EM images of native hantavirus RNPs extracted from virions. (A, B, and C) Most native HNTV RNPs displayed relaxed and linear architectures with widths of approximately 10 nm. (D) In some visualizations, select regions of the native RNPs displayed apparent helical characteristics (inset). Bars, 100 nm (A) and 50 nm (B, C, and D).

FIG 6

Implication of the role of hantavirus NP_NCC in NP oligomerization. (A and B) Comparison of the BUNV NP-RNA tetramer (PDB code 4IJS) and a model of the SNV NP oligomer. For each tetramer, NP0 was covered with an electrostatic surface potential, while the other three protomers are presented as colored cartoon diagrams. (C) Electrostatic surface potential of SNV NPNCC (PDB code 2IC6) in two views. The basic residues on the surface are labeled. (D) Schematic model of the linear hantavirus RNP formed using the monomer-sized NP RNA as a building block.

FIG 7

Epitopes in hantavirus NP_core. (A) Sequence conservation mapping on the surface of hantavirus NPs.
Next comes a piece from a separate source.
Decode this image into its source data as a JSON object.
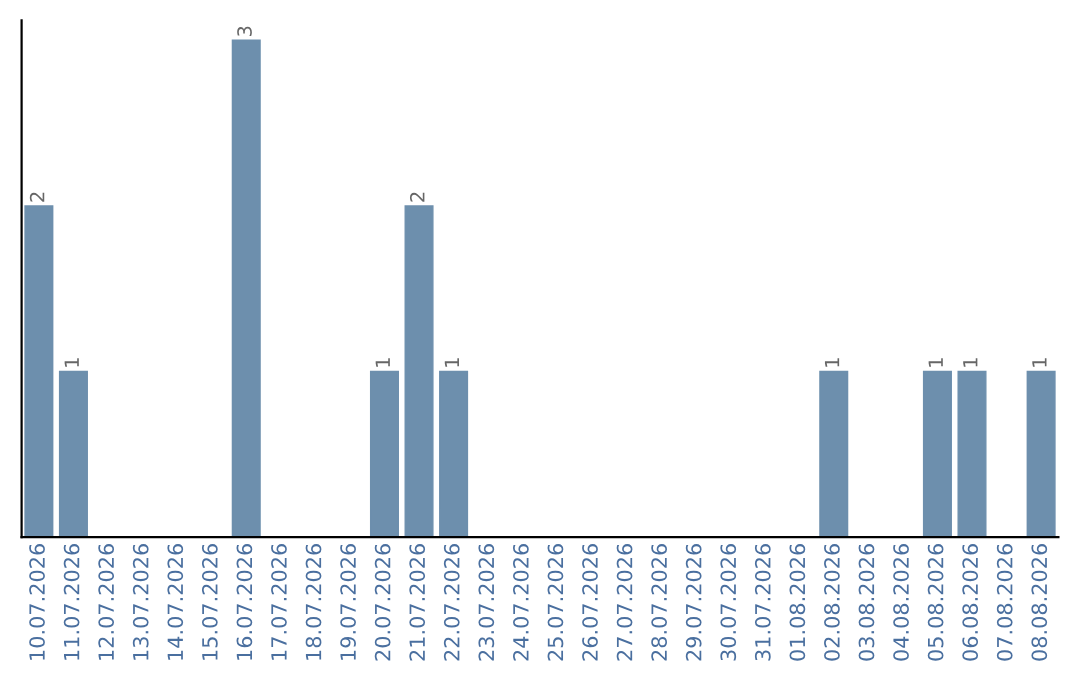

Primary sequence homologies of representative hantaviruses are defined, and the structure of SNV NP_core is shown in front, side, and back views, covering its molecular surface. The deep pocket inside the RNA-binding crevice is enlarged for detail. Strictly conserved residues are in red, while conserved and variable residues are in gold and white, respectively. (B) Epitopes related to serotype specificity in hantavirus NP_core. Previously reported epitopes on NP_core that can distinguish SNV and ANDV (64) are highlighted in the structure of SNV NP_core. The two regions with the most serotype specificity (i.e., 244 to 263 and 274 to 286) are in red; the other identified epitopes are in gold.